According to two recent studies, one by American Sociological Association and the other a student survey by the conducted by The Harvard Crimson found that students don’t spend all their time making out at parties. In fact, at Harvard about a quarter of their students don’t engage in sexual intercourse at all while in college.

Fifty-eight percent of senior respondents said they entered Harvard as virgins. Once they arrived in Cambridge, reported sexual activity varied considerably. While 19 percent of male respondents reported having sexual intercourse with 10 or more partners while at Harvard, only 7 percent of women said the same. Twenty-four percent of the class, on the other hand, said they did not have sexual intercourse while at Harvard. Of those seniors having sex, 43 percent said they always use a condom, while 31 percent said they sometimes, rarely, or never use a condom.  

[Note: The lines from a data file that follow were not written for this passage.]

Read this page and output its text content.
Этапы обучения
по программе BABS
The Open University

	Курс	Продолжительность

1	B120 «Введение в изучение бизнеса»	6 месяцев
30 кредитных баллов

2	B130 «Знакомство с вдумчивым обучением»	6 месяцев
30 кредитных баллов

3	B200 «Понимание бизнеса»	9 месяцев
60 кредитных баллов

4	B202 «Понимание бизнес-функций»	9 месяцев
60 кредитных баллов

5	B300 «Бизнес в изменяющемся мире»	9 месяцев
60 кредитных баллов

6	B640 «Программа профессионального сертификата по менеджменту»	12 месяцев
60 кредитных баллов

For those who do have relations it would appear they aren’t hooking up a larger numbers than when their parents went to school. Sorry, if I just made you think of your parents having sex.  

The research did show a slight decline in the number of college kids saying they had a “spouse or regular sex partner,” but that doesn’t mean that college romance is dead. Indeed, 77% of students said that they’d had a regular partner or spouse in the 2000s, compared with 85% in the earlier generation. In other words, today as in the past, most students having sex are still doing so in the context of some type of ongoing relationship.

Though the American Sociological Association found a slight decline in those who said they were in a relationship or had a steady partner, but it was only 7% lower than previous generations. But it is true that the current generation is having slightly more causal sex.  

About 44% of students in the 2000s reported having had sex with a “casual date or pickup,” compared with 35% in the 1980s and ’90s — and 68% reported having had sex with a “friend” in the previous year, compared with 56% in the earlier group.

One of the more interesting facts revealed in this student that many students feel like their friends are hooking more than they are. I think we can all relate to that feeling.  

One study found that on average, students report a total of five to seven hookups in their entire college career. But when Bogle surveyed students about how often they thought their fellow students were hooking up, they typically said seven times a semester. “That would be 56 people” in four years, she says.

The study didn’t look into where the hookup myth comes from, but it’s probably from a bunch of people who look at college kids now and think “These damn kids and their constant hooking up! Wasn’t like that in my day!” Of course, I’m not speaking of myself. Nope, I’ve never said that. Never, not even once. I swear. Now leave me alone.